The organization’s goal, he said, is “basically preventing the past from repeating itself.”

Frank Adelo, president of the Upper Pecos Watershed Association, said the Comexico project would be the biggest mining operation since the Tererro Mine in the 1930s, which resulted in nearly 2 million tons of ore being removed. Comexico is looking at mining up to 5 million tons of ore, he said.

“I’m born and raised here,” Adelo said. “There’s enough challenges on this river with climate change and what we’ve seen with catastrophic wildfires in the past few years, diminished snowpack, etc. This would be the nail in the coffin if they were ever to develop a mine of this size.”

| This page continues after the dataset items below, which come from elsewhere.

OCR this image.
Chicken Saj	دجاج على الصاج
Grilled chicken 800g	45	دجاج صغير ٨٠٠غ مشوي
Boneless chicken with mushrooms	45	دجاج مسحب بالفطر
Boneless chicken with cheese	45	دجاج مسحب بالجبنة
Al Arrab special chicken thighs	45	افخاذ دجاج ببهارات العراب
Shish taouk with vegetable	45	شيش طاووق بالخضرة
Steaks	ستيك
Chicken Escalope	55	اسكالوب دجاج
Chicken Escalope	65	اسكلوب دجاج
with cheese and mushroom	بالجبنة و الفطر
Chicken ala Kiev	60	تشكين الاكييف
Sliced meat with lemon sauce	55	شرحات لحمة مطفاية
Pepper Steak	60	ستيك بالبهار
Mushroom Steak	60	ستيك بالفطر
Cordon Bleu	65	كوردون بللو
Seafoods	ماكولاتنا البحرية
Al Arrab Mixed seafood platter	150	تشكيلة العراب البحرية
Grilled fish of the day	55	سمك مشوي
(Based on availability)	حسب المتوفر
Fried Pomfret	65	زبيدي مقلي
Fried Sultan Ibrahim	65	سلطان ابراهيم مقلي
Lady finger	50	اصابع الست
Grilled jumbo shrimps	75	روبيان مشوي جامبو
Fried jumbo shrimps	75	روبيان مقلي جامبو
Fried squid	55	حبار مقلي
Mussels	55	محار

Joey Keefe, a spokesman for New Mexico Wild, which also opposes the mining project, said education and outreach are important in raising public awareness, but it’s also important to hold government officials accountable.

Advocates are calling for the state Mining and Minerals Division to deny the exploratory mining application and are urging the U.S. Forest Service to assess the environmental impacts of the mining proposal. They also have asked state lawmakers to pass legislation to permanently protect the river.

Gov. Michelle Lujan Grisham wrote a letter to the head of the U.S. Forest Service in 2019 stating she was “deeply concerned” about the mining project’s potential impacts.

“The importance of the river from a recreation point and from a spiritual standpoint was certainly made clear this past year,” Adelo said.

“The only solution really is no mine at all.”